How to Gift on Easter

As everyone knows, Easter is a great time to give – and, even better – to receive gifts. Since gift-giving and gift-receiving can be a little fraught, even during such an ordinary gift-giving holiday as Easter, I thought it’d be helpful to share a few pointers for both you amazing givers and, maybe more importantly, all you givees out there.

First, a correction: Easter is not about ham. That is a lie perpetuated by the mass media.

It might be about lamb, though. (A professor once told me that the ham-lamb confusion is due to a mistranslation from Aramaic to Greek.)

Second: it’s always good to have a basic understanding for what exactly is going with Easter. Why? Because historical knowledge always makes for better gift-giving decisions (it’s her history of giving me a new keychain every year that helps my mom know what to get me next year). So a little historical background: Easter, as you certainly know, is a famously religious holiday. It’s all about how the physical son of the Lord, Jesus, came back from the dead in the form of a gigantic rabbit. In Irish parlance, this is known as a “pooka.”

Irish Folklore Easter Bunny

Understandably, Pooka Rabbit Jesus was shy about coming back from the dead: it’s a little embarrassing to have to tell people who think you’re dead and who grieved over you and buried you that nope, nothing to worry about, everything’s fine. Plus: you’re a rabbit—rabbits are fundamentally shy. So Pooka Rabbit Jesus sort of shyly snuck around the cemetery, hiding hints and references both to his existence and to cultural texts, and anyone who found his clues received their choice of foil-wrapped chocolate in the shape of bunny or egg or, if they had a chocolate allergy, jelly beans.

So that’s Easter: that’s where Easter comes from.

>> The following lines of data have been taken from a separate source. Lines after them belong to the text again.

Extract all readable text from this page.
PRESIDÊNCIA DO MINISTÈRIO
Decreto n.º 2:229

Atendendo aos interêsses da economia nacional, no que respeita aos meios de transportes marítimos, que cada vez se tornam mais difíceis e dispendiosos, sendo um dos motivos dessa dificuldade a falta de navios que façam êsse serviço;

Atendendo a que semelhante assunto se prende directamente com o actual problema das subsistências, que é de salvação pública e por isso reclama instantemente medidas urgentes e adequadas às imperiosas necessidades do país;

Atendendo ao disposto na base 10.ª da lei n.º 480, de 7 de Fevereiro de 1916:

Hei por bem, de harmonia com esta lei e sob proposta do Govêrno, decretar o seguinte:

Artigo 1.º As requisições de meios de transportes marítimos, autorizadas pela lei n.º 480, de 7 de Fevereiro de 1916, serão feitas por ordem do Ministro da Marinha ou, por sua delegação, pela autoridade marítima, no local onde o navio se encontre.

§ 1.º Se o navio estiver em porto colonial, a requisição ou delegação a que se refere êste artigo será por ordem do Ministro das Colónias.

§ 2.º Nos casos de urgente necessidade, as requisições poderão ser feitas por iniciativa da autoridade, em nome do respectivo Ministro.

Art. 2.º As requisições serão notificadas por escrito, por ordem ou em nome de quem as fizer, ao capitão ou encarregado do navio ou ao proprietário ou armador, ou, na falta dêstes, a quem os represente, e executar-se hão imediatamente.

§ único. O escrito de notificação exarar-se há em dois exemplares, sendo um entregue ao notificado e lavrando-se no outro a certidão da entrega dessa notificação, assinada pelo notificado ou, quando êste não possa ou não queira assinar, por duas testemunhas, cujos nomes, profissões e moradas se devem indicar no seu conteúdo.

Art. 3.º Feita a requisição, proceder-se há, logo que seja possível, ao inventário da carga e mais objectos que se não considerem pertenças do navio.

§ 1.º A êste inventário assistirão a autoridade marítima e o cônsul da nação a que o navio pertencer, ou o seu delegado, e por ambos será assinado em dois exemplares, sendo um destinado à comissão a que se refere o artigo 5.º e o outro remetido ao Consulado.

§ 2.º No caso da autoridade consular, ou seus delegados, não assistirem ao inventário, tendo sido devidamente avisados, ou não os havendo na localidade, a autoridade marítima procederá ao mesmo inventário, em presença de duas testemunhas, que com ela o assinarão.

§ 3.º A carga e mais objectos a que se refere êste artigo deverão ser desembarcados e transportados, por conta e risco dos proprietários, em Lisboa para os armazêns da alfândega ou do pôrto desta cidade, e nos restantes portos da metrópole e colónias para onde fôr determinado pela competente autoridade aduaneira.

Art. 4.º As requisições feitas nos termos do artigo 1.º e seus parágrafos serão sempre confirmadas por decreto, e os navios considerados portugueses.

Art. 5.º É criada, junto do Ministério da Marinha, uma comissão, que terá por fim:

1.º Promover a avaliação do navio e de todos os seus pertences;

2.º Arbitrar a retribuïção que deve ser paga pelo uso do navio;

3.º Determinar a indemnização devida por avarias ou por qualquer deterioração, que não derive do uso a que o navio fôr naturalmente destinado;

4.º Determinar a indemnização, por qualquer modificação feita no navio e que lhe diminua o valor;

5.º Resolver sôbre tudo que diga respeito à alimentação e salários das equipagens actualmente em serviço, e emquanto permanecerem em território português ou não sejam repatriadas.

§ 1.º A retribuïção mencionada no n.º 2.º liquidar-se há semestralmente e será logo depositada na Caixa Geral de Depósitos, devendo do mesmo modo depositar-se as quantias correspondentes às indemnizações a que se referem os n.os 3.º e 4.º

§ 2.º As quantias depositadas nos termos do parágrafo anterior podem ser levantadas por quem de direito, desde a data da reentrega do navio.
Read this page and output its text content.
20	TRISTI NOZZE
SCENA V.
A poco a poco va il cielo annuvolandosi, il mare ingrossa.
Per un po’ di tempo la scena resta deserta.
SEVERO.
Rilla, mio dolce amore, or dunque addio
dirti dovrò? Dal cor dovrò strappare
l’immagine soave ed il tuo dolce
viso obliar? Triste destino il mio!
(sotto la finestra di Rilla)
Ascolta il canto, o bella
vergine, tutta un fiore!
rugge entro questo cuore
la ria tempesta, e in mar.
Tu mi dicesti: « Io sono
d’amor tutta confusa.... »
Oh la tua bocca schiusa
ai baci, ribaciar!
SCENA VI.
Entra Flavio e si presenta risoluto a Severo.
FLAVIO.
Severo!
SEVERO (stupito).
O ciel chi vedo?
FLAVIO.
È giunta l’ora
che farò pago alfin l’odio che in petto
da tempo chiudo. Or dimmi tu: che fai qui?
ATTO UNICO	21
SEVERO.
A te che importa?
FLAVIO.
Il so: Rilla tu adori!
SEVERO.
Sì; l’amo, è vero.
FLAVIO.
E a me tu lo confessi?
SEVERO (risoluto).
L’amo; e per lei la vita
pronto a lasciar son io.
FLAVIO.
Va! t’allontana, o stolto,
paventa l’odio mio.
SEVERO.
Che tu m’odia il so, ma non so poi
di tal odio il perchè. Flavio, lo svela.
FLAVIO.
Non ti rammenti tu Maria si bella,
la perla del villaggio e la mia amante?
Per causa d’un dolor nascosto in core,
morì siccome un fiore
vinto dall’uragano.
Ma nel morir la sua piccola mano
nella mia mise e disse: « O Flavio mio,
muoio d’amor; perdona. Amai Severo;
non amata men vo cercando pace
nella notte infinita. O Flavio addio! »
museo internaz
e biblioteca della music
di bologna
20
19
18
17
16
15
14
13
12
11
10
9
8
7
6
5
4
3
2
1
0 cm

Since Easter is such a famously religious holiday, it’s best to be careful not to be offensive about it. No snickering about religion, people. This disqualifies several gift-giving options:

  • No ham.
  • No Snickers.
  • No funny business.

Helpfully, there are two clear Easter gift-buying options:

Category 1: Religious Easter Gifts

Despite my historical knowledge, I’m actually not as religious as you might think, and I’m a little hesitant to make Easter-religious-gift suggestions. But only a little! Things that I think would make good Easter religious gifts include: Sea Peeps (like Sea Monkeys, only Peeps; they come back from the dead); emptied eggs re-filled with confetti and dyed, made to smash upon a loved one’s head; gold-leaf Bibles; amazing portraits of Jesus; prayer books; Amy Grant albums; and so on.


Did you know: Easter is a riff on Passover? That Jesus was culturally appropriating – but in a good way, of course?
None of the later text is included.